First announced in August 2019, the Cerebras Wafer-Scale Engine (WSE) is built from a single wafer of silicon, supplied by TSMC and measures 46,225 mm2 and consists of 1.2 trillion transistors, 400,000 cores and 18 gigabytes of on-chip memory (SRAM). The size of the chip tries to work around AI limitations based on multiple graphics-processing units (GPU) systems. The solutions lose time to information bottlenecks where the WSE should, through its 400,000 cores, communicate quickly and reduce AI learning time. Speaking to Fortune, CEO and cofounder Andrew Feldman said, about WSE:
Every time there has been a shift the computing workload, the underlying machine has had to change.

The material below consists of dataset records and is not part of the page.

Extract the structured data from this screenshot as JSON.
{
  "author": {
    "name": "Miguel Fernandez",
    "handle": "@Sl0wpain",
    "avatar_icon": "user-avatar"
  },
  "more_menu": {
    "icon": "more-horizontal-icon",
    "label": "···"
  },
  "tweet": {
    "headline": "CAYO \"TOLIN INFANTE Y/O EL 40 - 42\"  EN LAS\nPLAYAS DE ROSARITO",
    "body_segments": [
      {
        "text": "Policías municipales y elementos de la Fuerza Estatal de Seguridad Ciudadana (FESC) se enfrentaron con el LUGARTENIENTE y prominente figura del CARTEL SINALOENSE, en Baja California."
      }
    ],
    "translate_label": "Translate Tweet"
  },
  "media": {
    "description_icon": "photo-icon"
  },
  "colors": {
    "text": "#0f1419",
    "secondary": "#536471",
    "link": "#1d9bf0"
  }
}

Previous to Cerebras's chip, chip manufacturers were reluctant to build chips this large. When manufacturing chips, the silicon often has imperfections, which are turned into lower-grade chips or tossed out. Cerebras seeks to work around this process with redundant circuits to work around defects. Cerebras uses TSMC's 16nm node and a 300mm wafer, out of which they cut the largest square. From that, they make their 400,000 sparse linear algebra cores (SLA cores), which are designed for AI deep learning workloads. The 18 gbs of SRAM becomes an aggregate 9 petabytes per second of memory workload.
Cerebras, with TSMC, developed a technique of laying thousands of links across scribe lines. This results in a chip that doesn't behave like 84 processing tiles but instead like 400,000 cores. The built-in redundancy of this technique means Cerebras might reach 100% yield in their manufacturing process.

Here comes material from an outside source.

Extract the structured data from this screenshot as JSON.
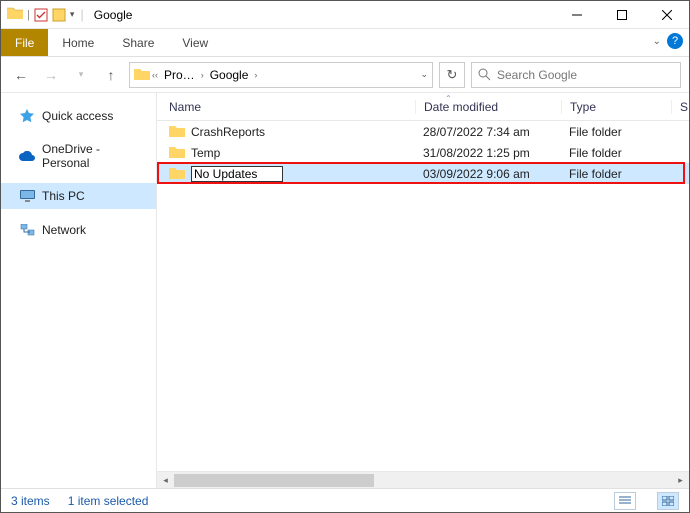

There were also the issues of thermal expansion on a chip this large, connectivity, and cooling. Cerebras developed a new connector to deliver power through the chips PCB rather than across. To cool the chip, and stop any thermal throttling or thermal expansion that could crack the chip, they developed a water-cooling solution, which punches water onto a copper cold-plate with a micro-fin array to pull heat off the chip. The hot water is then air-cooled in a radiator.
Unveiled in April 2021, the second-generation WSE (WSE-2) powers Cerebras's CS-2 system. The company states it is the largest chip ever built, consisting of 2.6 trillion transistors, 850,000 cores, and 40 gigabytes on-wafer memory.

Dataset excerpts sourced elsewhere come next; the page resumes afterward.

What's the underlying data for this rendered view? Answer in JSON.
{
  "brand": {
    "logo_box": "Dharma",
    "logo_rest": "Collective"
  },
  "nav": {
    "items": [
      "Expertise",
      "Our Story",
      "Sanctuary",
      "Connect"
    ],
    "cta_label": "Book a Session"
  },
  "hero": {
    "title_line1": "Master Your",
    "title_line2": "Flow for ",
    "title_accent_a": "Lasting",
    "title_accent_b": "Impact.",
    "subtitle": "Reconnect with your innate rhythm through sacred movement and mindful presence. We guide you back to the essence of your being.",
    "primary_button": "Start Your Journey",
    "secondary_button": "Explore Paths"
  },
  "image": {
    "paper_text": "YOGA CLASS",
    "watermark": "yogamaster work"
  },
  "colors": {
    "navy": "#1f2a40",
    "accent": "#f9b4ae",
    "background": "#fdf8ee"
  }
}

The Cerebras CS-2 is a purpose-built deep learning system for fast and scalable AI workloads. Cerebras states that CS-2 reduces model training time and inference latency significantly. The CS-2 is powered by Cerebras Wafer-Scale Engine 2 (WSE-2) with 850,000 compute cores, 40GB of on-chip SRAM, 20 PB/s memory bandwidth, and 220Pb/s interconnect. This is housed in purpose-built packaging with cooling and power delivery.
In July 2023, Cerebras introduced the Condor Galaxy 1 (CG-1): a 4 exaFLOPS supercomputer for generative AI. Built in partnership with G42, the CG-1 is the first in a series of nine supercomputers to be built. Cerebras states the nine supercomputers will be completed in 2024, the nine inter-connected supercomputers will have 36 exaFLOPS of AI compute. CG-1 is located in Santa Clara, California, at the Colovore data center.
The Cerebras AI Model Studio is a pay-by-the-model computing service powered by clusters of CS-2s and hosted by Cirrascale Cloud Services. It is a purpose-built platform for training and fine-tuning large language models on dedicated clusters of millions of cores.